Une bonne nouvelle et une promesse brisée

On apprenait, dans l’édition du 12 avril de l’Acadie Nouvelle, que les enseignants se sont entendus avec le gouvernement sur les termes d’un nouveau contrat de travail. Bien sûr, comme toute entente, certains enjeux ne sont compris que par les personnes concernées. Cependant, un enjeu particulier constitue un irritant.

En 2014, le gouvernement libéral s’est fait élire avec la promesse de donner plus de stabilité aux écoles. En gage de stabilité, il s’était même engagé à produire un plan d’éducation de 10 ans. Cette promesse, il l’a tenue. Le plan a été produit et sa mise en œuvre a débuté.

Or, la stabilité des écoles ne s’appuie pas seulement sur l’identification de mesures à entreprendre. La stabilité des écoles s’appuie sur le potentiel qu’ont ces mesures de permettre au système d’éducation de toujours remplir la promesse faite aux élèves. Par leur cohérence, ces mesures doivent procurer aux élèves des moyens de s’épanouir pour devenir des personnes équilibrées, des citoyens engagés et des travailleurs compétents.
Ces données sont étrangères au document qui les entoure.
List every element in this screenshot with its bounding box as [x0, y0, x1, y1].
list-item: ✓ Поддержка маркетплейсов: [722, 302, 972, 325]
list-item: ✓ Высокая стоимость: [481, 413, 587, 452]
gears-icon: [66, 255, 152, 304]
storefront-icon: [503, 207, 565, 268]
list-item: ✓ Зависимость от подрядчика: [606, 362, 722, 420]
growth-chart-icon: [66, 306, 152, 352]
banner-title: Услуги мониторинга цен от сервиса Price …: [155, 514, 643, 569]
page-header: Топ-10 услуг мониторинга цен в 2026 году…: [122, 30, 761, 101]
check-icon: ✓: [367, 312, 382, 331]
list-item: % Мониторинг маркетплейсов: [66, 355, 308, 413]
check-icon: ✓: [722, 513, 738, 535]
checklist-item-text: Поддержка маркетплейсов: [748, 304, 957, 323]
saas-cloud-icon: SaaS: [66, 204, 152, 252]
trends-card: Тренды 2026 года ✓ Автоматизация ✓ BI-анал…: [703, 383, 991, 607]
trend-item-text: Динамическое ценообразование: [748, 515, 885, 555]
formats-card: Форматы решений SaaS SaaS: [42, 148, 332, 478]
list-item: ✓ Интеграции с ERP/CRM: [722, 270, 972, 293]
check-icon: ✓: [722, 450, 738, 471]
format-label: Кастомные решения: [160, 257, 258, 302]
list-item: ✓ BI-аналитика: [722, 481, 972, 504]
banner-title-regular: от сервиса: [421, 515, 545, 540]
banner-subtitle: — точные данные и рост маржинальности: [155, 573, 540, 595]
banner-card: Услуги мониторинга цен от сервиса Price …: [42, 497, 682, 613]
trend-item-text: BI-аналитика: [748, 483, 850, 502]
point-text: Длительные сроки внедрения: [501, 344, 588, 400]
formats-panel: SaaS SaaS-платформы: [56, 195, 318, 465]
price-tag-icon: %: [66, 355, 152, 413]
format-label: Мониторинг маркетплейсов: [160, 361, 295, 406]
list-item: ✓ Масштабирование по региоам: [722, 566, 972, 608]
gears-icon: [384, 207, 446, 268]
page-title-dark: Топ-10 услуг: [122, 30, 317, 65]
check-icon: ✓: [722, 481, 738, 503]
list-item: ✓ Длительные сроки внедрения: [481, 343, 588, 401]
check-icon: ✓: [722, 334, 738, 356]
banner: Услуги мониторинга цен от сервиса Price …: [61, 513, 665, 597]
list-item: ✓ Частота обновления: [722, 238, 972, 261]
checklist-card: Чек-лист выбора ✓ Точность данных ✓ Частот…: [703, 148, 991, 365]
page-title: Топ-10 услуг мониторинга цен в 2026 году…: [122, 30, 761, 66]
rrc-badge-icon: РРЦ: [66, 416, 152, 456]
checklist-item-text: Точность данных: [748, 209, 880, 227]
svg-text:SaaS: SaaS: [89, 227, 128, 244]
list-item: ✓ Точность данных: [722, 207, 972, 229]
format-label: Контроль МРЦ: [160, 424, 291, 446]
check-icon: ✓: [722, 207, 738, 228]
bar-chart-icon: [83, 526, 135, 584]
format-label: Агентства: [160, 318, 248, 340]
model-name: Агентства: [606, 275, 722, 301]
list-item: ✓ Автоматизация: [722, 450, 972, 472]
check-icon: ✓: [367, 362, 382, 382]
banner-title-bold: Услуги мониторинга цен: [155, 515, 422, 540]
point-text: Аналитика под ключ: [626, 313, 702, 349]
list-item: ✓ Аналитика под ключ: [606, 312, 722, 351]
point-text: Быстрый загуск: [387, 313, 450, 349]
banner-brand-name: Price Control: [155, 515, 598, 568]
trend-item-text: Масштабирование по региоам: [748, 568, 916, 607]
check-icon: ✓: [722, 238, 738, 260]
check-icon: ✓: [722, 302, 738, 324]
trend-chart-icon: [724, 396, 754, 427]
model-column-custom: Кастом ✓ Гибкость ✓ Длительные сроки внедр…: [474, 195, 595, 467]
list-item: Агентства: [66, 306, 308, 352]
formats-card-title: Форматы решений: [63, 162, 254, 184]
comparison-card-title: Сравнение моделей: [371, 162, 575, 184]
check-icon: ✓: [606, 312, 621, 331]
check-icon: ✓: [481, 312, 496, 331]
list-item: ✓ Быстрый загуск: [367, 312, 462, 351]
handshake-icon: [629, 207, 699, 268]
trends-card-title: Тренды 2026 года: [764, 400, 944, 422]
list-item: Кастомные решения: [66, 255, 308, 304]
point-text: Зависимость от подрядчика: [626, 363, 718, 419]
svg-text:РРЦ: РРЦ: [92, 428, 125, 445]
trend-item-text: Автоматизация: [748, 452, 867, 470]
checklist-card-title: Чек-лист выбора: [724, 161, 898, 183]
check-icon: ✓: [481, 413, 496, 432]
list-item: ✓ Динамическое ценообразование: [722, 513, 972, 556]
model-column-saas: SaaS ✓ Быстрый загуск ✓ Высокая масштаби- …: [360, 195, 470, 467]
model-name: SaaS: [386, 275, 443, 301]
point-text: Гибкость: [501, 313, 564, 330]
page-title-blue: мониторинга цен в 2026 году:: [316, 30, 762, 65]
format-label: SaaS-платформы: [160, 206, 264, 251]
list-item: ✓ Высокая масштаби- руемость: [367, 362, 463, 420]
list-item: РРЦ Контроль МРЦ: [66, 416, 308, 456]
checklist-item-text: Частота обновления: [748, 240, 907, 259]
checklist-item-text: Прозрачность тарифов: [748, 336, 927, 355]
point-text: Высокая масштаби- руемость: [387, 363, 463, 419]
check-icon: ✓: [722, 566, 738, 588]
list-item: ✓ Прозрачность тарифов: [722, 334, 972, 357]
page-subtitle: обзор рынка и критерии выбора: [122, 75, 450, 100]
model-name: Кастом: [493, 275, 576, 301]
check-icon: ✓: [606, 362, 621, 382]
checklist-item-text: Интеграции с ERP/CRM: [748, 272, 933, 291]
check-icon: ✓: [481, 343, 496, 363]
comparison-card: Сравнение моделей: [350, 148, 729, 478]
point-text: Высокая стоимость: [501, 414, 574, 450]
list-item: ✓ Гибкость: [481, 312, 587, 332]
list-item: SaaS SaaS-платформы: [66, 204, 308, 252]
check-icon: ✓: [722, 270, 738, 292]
Mais par-dessus tout, la stabilité des écoles est portée par les personnes qui y œuvrent chaque jour. Et c’est un jeu dangereux de faire de la politique avec le personnel des écoles, surtout avec les enseignants qui côtoient nos enfants et qui touchent leur cœur d’une façon particulière. Les élèves n’ont pas à payer pour les stratégies politiques.

La création de 250 nouveaux postes d’enseignants est une excellente nouvelle. Cependant, pourquoi fallait-il sacrifier deux années scolaires en éliminant 300 postes en début de mandat pour en arriver au même point? Avec la diminution du nombre d’élèves à la grandeur de la province, il y a une réduction du nombre de classes et, par conséquent, s’ensuit une diminution naturelle du nombre d’enseignants.

Je crains que les raisons derrière cette décision de créer 250 postes à partir de la prochaine rentrée ainsi que les raisons derrière la décision d’éliminer 300 postes ces dernières années soient motivées par des impératifs qui n’ont rien à voir avec la pédagogie et l’éducation des enfants. J’ai du mal à y voir une recherche sérieuse de mesures favorisant une plus grande qualité de l’éducation que reçoivent les élèves.

La décision de mettre en place un système public d’éducation pour éduquer ses enfants est une décision politique dans un sens bien particulier. Il s’agit, pour une société démocratique comme la nôtre, de se donner les moyens de son propre renouvellement. Il s’agit du plus puissant outil de justice sociale, d’équité et d’égalité dont dispose la société entière pour se garantir un avenir meilleur.

Par ailleurs, une fois que cette décision est prise collectivement, le rôle du gouvernement est de s’assurer que le système remplisse adéquatement sa fonction. Il l’a joué d’une manière brillante quand il a permis le grand chantier collectif qui a mené à la production de la Politique d’aménagement linguistique et culturel.

Mais quand le gouvernement décide d’imposer des mesures en suivant des principes idéologiques qui semblent plutôt relever d’une stratégie électorale, en toute conscience, je ne peux pas approuver cette façon inefficace de gérer le système d’éducation.

Les enfants ne sont pas des moyens pour arriver à nos fins. Ils sont la finalité de tout ce que nous accomplissons comme adultes. En fait, n’est-ce pas ce jeu politique qui explique que trop souvent en éducation, nous nous retrouvons dans un éternel recommencement?